Click on "read more" to continue!

The end goal

We'll be working with the Runtime Promise which deploys a Deployment configured with Nginx. By making updates to the Promise and Kratix resources, we'll highlight some common problems and the breadcrumbs you can follow to solve them.

You can follow the steps in this post and debug in your own environment. If you want to do this, start with the Runtime Promise here.

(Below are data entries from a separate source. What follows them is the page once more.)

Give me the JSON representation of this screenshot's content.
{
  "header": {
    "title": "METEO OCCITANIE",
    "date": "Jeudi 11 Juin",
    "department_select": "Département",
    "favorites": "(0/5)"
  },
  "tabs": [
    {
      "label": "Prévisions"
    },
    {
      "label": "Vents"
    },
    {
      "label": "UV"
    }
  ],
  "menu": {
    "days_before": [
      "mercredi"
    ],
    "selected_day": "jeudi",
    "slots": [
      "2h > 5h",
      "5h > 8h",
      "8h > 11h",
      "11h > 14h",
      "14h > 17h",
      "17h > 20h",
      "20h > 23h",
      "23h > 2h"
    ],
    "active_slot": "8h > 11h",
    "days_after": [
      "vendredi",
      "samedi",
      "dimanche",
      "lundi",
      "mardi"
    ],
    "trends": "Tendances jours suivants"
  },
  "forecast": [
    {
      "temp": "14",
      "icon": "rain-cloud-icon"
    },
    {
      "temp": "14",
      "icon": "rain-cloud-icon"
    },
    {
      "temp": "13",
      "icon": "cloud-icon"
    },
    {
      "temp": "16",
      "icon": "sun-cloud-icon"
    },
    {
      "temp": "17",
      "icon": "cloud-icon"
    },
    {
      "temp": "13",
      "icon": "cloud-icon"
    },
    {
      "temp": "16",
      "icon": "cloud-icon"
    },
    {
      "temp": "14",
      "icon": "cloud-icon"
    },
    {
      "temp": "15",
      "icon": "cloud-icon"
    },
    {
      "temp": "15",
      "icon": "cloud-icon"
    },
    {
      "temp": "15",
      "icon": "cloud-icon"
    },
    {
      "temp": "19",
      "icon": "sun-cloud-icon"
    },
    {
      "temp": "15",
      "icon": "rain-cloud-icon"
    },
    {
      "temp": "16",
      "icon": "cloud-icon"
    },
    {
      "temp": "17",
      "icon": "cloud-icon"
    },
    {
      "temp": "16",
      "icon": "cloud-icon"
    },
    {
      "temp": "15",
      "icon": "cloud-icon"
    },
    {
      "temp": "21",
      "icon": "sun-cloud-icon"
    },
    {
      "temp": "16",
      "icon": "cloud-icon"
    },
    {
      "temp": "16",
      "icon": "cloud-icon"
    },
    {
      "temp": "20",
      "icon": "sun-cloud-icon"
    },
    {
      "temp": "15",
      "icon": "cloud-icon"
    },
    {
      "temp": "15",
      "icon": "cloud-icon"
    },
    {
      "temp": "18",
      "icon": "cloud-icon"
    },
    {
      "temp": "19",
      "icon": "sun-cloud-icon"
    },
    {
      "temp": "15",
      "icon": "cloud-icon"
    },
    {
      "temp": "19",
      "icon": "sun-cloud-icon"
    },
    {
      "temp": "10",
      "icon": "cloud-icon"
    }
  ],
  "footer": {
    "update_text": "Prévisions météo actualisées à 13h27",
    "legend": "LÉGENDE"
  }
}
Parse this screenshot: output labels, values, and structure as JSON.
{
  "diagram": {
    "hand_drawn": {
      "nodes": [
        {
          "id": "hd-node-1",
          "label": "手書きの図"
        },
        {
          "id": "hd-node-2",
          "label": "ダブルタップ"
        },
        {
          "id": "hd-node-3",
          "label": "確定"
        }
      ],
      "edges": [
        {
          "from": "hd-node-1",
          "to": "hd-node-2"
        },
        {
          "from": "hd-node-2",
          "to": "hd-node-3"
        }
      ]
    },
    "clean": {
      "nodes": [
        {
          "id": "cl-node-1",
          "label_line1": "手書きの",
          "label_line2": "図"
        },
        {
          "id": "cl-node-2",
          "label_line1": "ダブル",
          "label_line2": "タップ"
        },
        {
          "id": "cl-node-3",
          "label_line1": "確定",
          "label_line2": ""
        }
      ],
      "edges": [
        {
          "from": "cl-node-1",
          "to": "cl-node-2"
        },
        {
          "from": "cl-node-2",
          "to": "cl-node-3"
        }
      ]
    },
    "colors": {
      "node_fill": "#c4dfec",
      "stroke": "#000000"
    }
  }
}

A central property someone making a request of this Promise needs to provide is the image for their Deployment. To optimise this Promise, we want to add a new Pipeline step that performs a security scan of the provided image and outputs the result as a HealthRecord in Kratix. To get started, we'll deploy the Promise to our testing environment.

Getting Started

The first thing we want to do is set up a kratix environment, to get started quickly we'll be deploying Kratix on Kind clusters via some helper scripts in the Kratix repo. If you're playing along, clone the Kratix repository and run:

make quick-start
make prepare-platform-as-destination

Debugging Scheduling in Kratix

If you're playing along, you can clone the Runtime Promise by running:

git clone --depth=1 https://github.com/syntasso/kratix-docs.git runtime-promise
cd runtime-promise
git sparse-checkout set assets/runtime-promise --no-cone

Let's install the Promise with:

kubectl apply -f promise.yaml

The runtime promise allows users to deploy an Application Runtime as a service via a Resource Request where they can edit the lifecycle, image, servicePort and the number of replicas in their deployment.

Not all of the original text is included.